When we’re angry with someone, and we’ve tried many ways but have still not been able to resolve the difficulty, we can try offering the other person a gift. We prepare the gift in advance, when we’re happy, calm, and solid, and we hide it, ready for the time when we may need it. We don’t wait until we’re already angry because then we won’t feel like doing it. Then, when we’re angry, we can get it out of hiding and give it to the other person.
Part of acknowledging suffering is acknowledging we need help. It is much easier to practice compassion if you have the energy and support of a community. A community helps us not lose hope.
Creating happiness is an art. Living together is an art. Even with a lot of goodwill, you can still make the other person very unhappy. Goodwill is not enough. We need to know the art of making the other person happy.
Of course we have made mistakes. Of course we have not been very skillful. Of course we have made ourselves and the people around us suffer. But that does not prevent us from improving, from transforming, from beginning anew.
The Buddha said that if you have not suffered, there is no way you can learn. We learn by making mistakes.
Usually, when we lose something or someone, we begin to suffer. But while that something or someone is still there, we don’t appreciate them. Everything is of the nature to change. When we understand this, we appreciate the other person more deeply and we can do something today to make them happy, because we know tomorrow may be too late.

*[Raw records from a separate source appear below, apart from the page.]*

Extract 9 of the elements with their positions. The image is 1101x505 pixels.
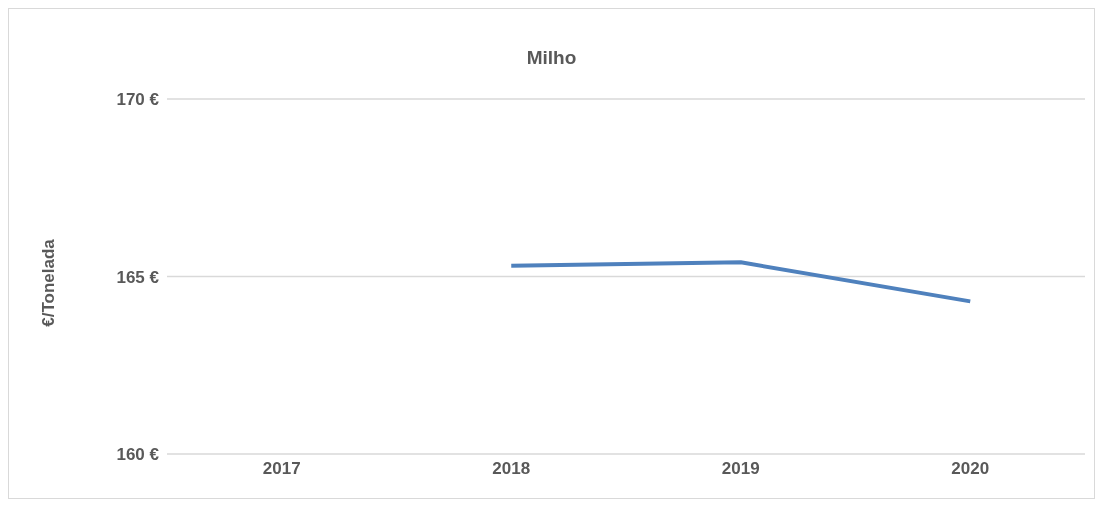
y-tick-label: 170 € [116, 90, 160, 110]
x-tick-label: 2019 [721, 459, 760, 479]
chart-title: Milho [525, 47, 578, 69]
y-axis-title: €/Tonelada [39, 239, 59, 327]
y-tick-label: 165 € [116, 267, 160, 287]
x-tick-label: 2018 [492, 459, 531, 479]
y-tick-label: 160 € [116, 445, 160, 465]
x-tick-label: 2020 [951, 459, 990, 479]
x-tick-label: 2017 [262, 459, 301, 479]
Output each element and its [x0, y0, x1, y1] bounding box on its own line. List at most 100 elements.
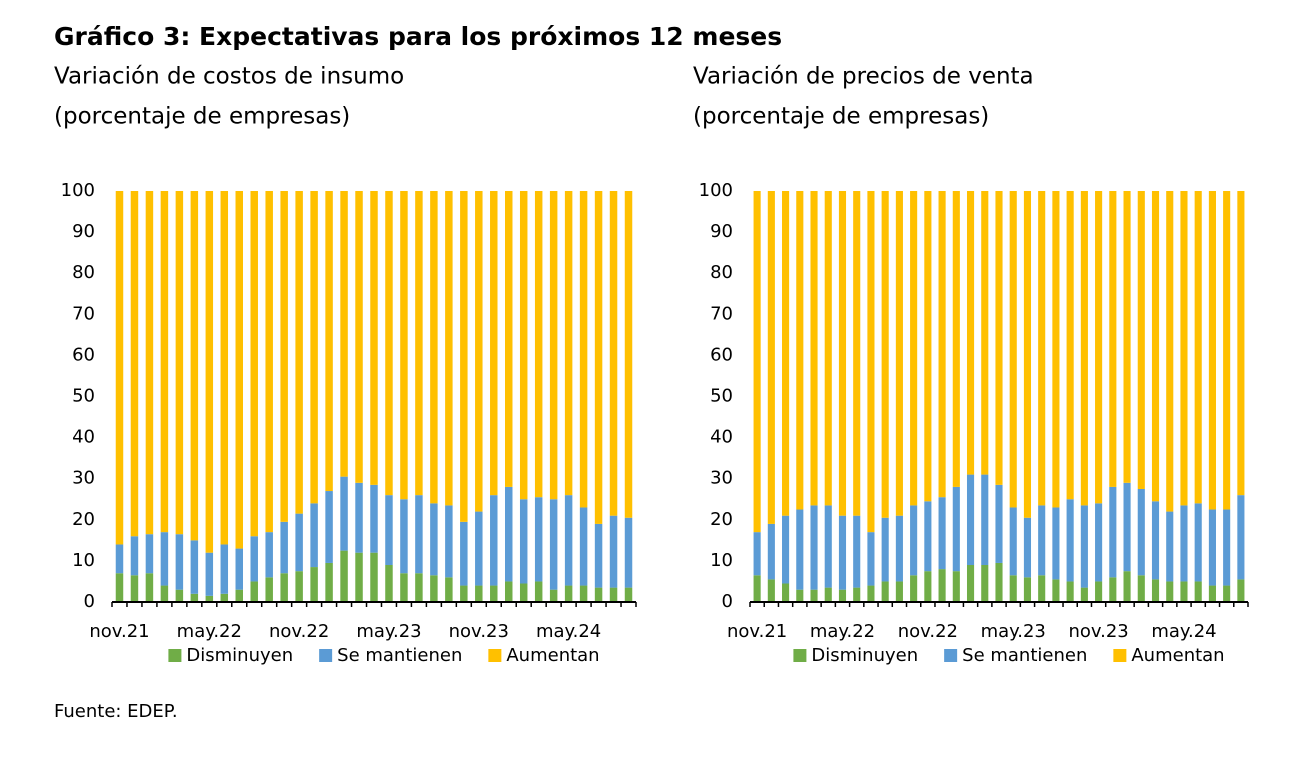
bar-segment: [853, 191, 861, 516]
bar-segment: [1052, 507, 1060, 580]
bar-segment: [430, 575, 438, 602]
bar-segment: [340, 550, 348, 602]
bar-segment: [519, 583, 528, 602]
bar-segment: [1208, 585, 1216, 602]
bar-segment: [505, 191, 513, 487]
bar-segment: [981, 191, 989, 475]
bar-segment: [460, 521, 468, 586]
bar-segment: [490, 585, 498, 602]
bar-segment: [796, 589, 804, 602]
y-tick-label: 50: [710, 386, 733, 407]
bar-segment: [295, 191, 303, 514]
bar-segment: [938, 191, 946, 498]
main-title: Gráfico 3: Expectativas para los próximo…: [54, 22, 782, 51]
bar-segment: [1095, 503, 1103, 582]
bar-segment: [753, 532, 761, 576]
bar-segment: [265, 191, 273, 533]
bar-segment: [966, 191, 975, 475]
bar-segment: [753, 191, 761, 533]
bar-segment: [796, 191, 804, 510]
bar-segment: [924, 501, 932, 572]
bar-segment: [782, 583, 790, 602]
bar-segment: [175, 191, 184, 535]
bar-segment: [385, 495, 393, 566]
bar-segment: [1166, 581, 1174, 602]
bar-segment: [280, 191, 288, 522]
legend-label: Disminuyen: [186, 645, 293, 666]
bar-segment: [867, 585, 875, 602]
bar-segment: [1066, 191, 1074, 500]
bar-segment: [881, 191, 889, 518]
bar-segment: [175, 534, 184, 590]
bar-segment: [1080, 191, 1088, 506]
bar-segment: [370, 191, 378, 485]
bar-segment: [549, 499, 558, 590]
bar-segment: [1009, 575, 1017, 602]
legend-swatch: [168, 649, 182, 662]
x-tick-label: nov.21: [89, 621, 149, 642]
chart-title: Variación de costos de insumo: [54, 64, 404, 90]
bar-segment: [981, 565, 989, 602]
bar-segment: [895, 581, 903, 602]
bar-segment: [325, 562, 333, 602]
bar-segment: [1109, 577, 1117, 602]
bar-segment: [430, 503, 438, 576]
bar-segment: [1038, 191, 1046, 506]
bar-segment: [564, 585, 573, 602]
bar-segment: [415, 191, 423, 496]
x-tick-label: may.24: [536, 621, 601, 642]
y-tick-label: 70: [72, 303, 95, 324]
bar-segment: [235, 548, 243, 590]
bar-segment: [881, 581, 889, 602]
bar-segment: [534, 497, 543, 582]
bar-segment: [115, 573, 124, 602]
bar-segment: [370, 484, 378, 553]
y-tick-label: 80: [710, 262, 733, 283]
x-tick-label: may.24: [1151, 621, 1216, 642]
bar-segment: [867, 532, 875, 586]
legend-label: Aumentan: [1131, 645, 1224, 666]
bar-segment: [824, 191, 832, 506]
bar-segment: [1095, 191, 1103, 504]
bar-segment: [175, 589, 184, 602]
bar-segment: [1237, 495, 1245, 580]
bar-segment: [767, 191, 775, 524]
x-tick-label: nov.21: [727, 621, 787, 642]
bar-segment: [490, 495, 498, 586]
bar-segment: [1023, 517, 1032, 578]
bar-segment: [609, 587, 618, 602]
x-tick-label: may.23: [981, 621, 1046, 642]
bar-segment: [415, 573, 423, 602]
y-tick-label: 30: [72, 468, 95, 489]
x-tick-label: nov.22: [269, 621, 329, 642]
bar-segment: [445, 505, 453, 578]
bar-segment: [1151, 191, 1160, 502]
bar-segment: [1052, 191, 1060, 508]
bar-segment: [1095, 581, 1103, 602]
y-tick-label: 0: [722, 591, 733, 612]
bar-segment: [952, 191, 960, 487]
bar-segment: [534, 191, 543, 498]
bar-segment: [910, 505, 918, 576]
bar-segment: [810, 191, 818, 506]
bar-segment: [796, 509, 804, 590]
bar-segment: [160, 532, 169, 586]
bar-segment: [838, 191, 847, 516]
bar-segment: [594, 523, 603, 588]
bar-segment: [624, 587, 633, 602]
bar-segment: [445, 577, 453, 602]
bar-segment: [1080, 505, 1088, 588]
bar-segment: [325, 191, 333, 492]
y-tick-label: 90: [710, 221, 733, 242]
bar-segment: [966, 565, 975, 602]
bar-segment: [564, 495, 573, 586]
bar-segment: [385, 191, 393, 496]
bar-segment: [145, 191, 154, 535]
bar-segment: [1137, 575, 1145, 602]
bar-segment: [824, 587, 832, 602]
bar-segment: [250, 191, 258, 537]
bar-segment: [310, 567, 318, 602]
bar-segment: [1123, 571, 1131, 602]
bar-segment: [1109, 191, 1117, 487]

War is the fruit of our collective consciousness. If we wait until another war is imminent to begin to practice peace, it will be too late. Peace begins here, now.
Sometimes we’re eating a meal and we don’t even know who’s there eating with us. Our loved one is there physically but it’s as if she’s not truly there. To love someone, you need to be there one hundred percent. The mantra “I am here for you” says that I care about you, I enjoy being in your presence. It helps the other person to feel supported and happy.
Sometimes we forget about impermanence. We think that our loved one will be with us forever and we forget how precious her presence is in this moment.
Sometimes we are criticized. We do need a certain amount of feedback in order to help us progress, but it’s important not to be caught in the criticism and become paralyzed by it. You can say the mantra to yourself or out loud, “You are partly right.” It means: “Yes, I do manifest that unfortunate characteristic sometimes, but I am much more than that.
Beginning Anew is a practice to help resolve conflict or a difficulty when it arises. To begin anew is to look honestly at ourselves, at what we have thought, said, or done that has contributed to the conflict.
1. FLOWER WATERING We look deeply to see the positive qualities in the other person and express our appreciation for them. Share at least three positive qualities that you have observed in them and things for which you feel grateful. Be as concrete as possible. Sometimes we may need to water someone’s flowers for a long time to heal the relationship and build trust
2. SHARING REGRETS We may mention any unskillfulness in our actions, speech, or thoughts that we have not yet had an opportunity to apologize for.
3. EXPRESSING HURT We may share how we felt hurt by another, due to their actions, speech, or thoughts. Before expressing a hurt, be aware that most of our perceptions are wrong. Often our difficulties and pain originate in the past, in early childhood.
4. ASKING FOR SUPPORT When we share our difficulties with the other person, we help them understand us better.